The reason he knew he was so good at pleasuring women?

He went to an all-boys school where the older boys “taught them all about that stuff.”  Uh…  Not to be judgmental, but wouldn’t older boys teaching younger boys about sex-stuff likely not involve women?  I mean, wouldn’t that experience all be dude-on-dude?  I just don’t think the ancient Greek system of old men making love to young men bodes well for that man’s skills with women.  You know?

When I finally convinced him that I really, truly, actually, for real was NOT going to mes around with his snake-tongued face, he said something horrible.

“Are you on your menstruation?”

The only reason he could imagine I wouldn’t want to feel his tiny hands or creepy tongue all over me was that I was on my period.  This yucky, creepy question was the last straw.  I slapped him across the face and told him to get real far, real fast.  He ran away.  He was a gross asshole.

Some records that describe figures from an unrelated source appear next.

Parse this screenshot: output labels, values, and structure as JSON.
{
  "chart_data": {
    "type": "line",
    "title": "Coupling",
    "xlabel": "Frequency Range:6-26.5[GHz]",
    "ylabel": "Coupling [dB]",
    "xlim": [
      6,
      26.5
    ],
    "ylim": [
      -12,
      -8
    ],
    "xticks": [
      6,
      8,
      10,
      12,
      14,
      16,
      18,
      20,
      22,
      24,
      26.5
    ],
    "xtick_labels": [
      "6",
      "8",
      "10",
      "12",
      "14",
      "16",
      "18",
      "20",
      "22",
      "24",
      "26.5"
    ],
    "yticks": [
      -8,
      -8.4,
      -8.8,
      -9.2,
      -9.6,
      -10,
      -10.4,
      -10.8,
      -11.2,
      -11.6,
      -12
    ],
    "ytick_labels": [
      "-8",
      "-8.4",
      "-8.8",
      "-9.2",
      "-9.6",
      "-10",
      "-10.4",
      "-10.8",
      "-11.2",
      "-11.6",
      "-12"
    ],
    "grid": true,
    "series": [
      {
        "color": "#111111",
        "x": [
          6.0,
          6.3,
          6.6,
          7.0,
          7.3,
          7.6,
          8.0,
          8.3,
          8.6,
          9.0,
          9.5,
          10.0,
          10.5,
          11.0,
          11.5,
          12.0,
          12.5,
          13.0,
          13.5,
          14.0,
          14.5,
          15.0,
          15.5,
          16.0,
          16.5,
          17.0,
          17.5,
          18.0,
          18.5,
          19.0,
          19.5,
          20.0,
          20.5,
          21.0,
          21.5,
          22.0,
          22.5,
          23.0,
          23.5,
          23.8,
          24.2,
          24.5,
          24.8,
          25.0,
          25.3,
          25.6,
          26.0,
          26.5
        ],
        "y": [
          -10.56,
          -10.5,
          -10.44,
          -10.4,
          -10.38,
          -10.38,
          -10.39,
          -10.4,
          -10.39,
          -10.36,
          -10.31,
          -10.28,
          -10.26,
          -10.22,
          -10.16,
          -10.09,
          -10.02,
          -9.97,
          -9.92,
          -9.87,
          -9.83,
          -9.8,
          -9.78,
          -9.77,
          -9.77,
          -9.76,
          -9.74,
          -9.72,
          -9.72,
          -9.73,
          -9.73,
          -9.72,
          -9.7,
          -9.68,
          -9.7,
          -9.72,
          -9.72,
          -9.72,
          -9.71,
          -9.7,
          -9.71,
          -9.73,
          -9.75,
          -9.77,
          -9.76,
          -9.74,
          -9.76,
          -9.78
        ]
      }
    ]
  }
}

This is, by far, the worst thing I’ve heard in response to rejection.  Never, never bring up a woman’s menstruation.

Side note:

He showed up at my apartment building the next day, calling me repeatedly (with a number he got from my friends), and begging to go on a date.  He also told me he lied about his age (he was younger) and he boasted his virginity.  I did not pick up the phone or see him again.